Your support and donations make this work possible.
Lin knew she could count on 411 Seniors when her monthly GIS payment – an essential part of her income – was delayed due to COVID-19.
A volunteer-driven organization where seniors support seniors, 411 connected Lin to Charlie, a long-time 411 volunteer who alerted the organization to use its skills in collaborating with government agencies. Service Canada, the Federal Minister for Seniors, the BC Seniors Advocate and a local MP were quickly contacted to find a solution. 411 Seniors’ intervention paid off: payments were deposited, allowing Lin and others in similar situations to pay rent and buy groceries.
Lin was one of the 5,700 seniors who engaged with 411 Seniors as COVID-19 dominated 2020, and with the pandemic continuing, our elders remain vulnerable.
Across Vancouver neighbourhoods, as many as 40% of older adults live with poverty’s stresses and uncertainty – and that percentage could grow if Vancouver’s older adult population doubles in the next 30 years as expected.

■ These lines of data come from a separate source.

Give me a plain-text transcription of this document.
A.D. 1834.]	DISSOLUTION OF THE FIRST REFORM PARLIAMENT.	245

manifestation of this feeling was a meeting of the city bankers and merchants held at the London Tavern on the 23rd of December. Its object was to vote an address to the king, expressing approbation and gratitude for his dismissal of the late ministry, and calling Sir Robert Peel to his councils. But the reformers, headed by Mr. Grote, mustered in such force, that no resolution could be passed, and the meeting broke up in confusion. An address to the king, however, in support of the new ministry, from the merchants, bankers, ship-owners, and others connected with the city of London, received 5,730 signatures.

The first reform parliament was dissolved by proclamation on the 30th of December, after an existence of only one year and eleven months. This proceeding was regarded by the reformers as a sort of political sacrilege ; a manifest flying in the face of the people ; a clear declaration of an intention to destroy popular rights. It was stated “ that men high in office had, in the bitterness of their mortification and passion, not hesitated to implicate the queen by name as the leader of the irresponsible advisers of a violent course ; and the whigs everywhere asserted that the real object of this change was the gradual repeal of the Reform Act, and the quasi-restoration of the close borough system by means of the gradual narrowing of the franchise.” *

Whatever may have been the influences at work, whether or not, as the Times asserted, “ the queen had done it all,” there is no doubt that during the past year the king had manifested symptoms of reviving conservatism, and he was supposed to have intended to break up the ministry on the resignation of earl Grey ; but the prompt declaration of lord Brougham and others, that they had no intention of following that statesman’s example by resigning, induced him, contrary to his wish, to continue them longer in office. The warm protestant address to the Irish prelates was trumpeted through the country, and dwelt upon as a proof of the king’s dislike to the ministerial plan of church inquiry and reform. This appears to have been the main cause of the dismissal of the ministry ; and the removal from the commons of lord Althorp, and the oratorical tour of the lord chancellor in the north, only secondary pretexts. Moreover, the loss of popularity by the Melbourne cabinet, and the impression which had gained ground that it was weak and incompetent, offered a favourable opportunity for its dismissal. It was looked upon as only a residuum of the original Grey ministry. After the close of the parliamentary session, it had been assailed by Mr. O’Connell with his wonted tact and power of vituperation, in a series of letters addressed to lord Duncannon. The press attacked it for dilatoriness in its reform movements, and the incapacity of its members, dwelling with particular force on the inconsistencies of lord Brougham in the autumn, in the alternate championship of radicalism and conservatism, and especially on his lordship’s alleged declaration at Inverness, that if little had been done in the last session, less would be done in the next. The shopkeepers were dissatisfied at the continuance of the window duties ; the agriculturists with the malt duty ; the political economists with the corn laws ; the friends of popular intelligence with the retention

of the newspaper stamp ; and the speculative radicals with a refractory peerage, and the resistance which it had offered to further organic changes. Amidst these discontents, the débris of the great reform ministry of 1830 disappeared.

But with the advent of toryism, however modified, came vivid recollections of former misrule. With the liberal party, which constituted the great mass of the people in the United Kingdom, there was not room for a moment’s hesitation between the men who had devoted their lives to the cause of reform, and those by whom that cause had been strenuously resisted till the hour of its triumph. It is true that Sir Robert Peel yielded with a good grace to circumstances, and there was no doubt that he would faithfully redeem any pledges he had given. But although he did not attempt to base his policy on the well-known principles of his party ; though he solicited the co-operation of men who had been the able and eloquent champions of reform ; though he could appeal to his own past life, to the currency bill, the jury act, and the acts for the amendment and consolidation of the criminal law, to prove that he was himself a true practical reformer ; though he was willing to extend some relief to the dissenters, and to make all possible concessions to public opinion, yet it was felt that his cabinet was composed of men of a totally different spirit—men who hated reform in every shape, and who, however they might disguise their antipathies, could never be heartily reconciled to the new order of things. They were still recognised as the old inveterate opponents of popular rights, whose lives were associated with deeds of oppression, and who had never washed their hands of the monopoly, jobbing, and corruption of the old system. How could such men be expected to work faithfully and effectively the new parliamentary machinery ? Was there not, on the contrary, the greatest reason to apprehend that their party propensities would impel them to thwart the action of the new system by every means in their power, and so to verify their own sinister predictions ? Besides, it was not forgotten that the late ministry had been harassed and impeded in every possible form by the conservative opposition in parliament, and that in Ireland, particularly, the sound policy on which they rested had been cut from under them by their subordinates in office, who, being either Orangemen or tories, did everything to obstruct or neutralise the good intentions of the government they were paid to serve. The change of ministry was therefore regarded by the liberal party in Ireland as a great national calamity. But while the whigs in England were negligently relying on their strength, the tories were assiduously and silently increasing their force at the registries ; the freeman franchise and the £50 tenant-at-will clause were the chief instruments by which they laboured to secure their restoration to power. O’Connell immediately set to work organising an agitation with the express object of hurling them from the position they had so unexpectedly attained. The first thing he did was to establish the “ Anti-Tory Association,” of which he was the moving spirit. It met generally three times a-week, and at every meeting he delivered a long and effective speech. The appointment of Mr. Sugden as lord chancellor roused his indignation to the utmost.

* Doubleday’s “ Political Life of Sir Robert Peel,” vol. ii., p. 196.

Older adults have the highest poverty rate in Canada, and 44% of single older adults live barely above the poverty line. Older adult women, Indigenous, immigrant and racialized older adults, and older adults with disabilities and chronic health problems, more often experience poverty.
Since the beginning of 2021, we are responding to more requests for personal and financial support services and see an alarming uptake in cases of elder abuse and depression. We see the damage caused by the loneliness and social isolation experienced by too many older adults. And increasingly, we witness older adults encountering new, significant disadvantages in a world turning digital.
Now more than ever, our older adults need 411 Seniors.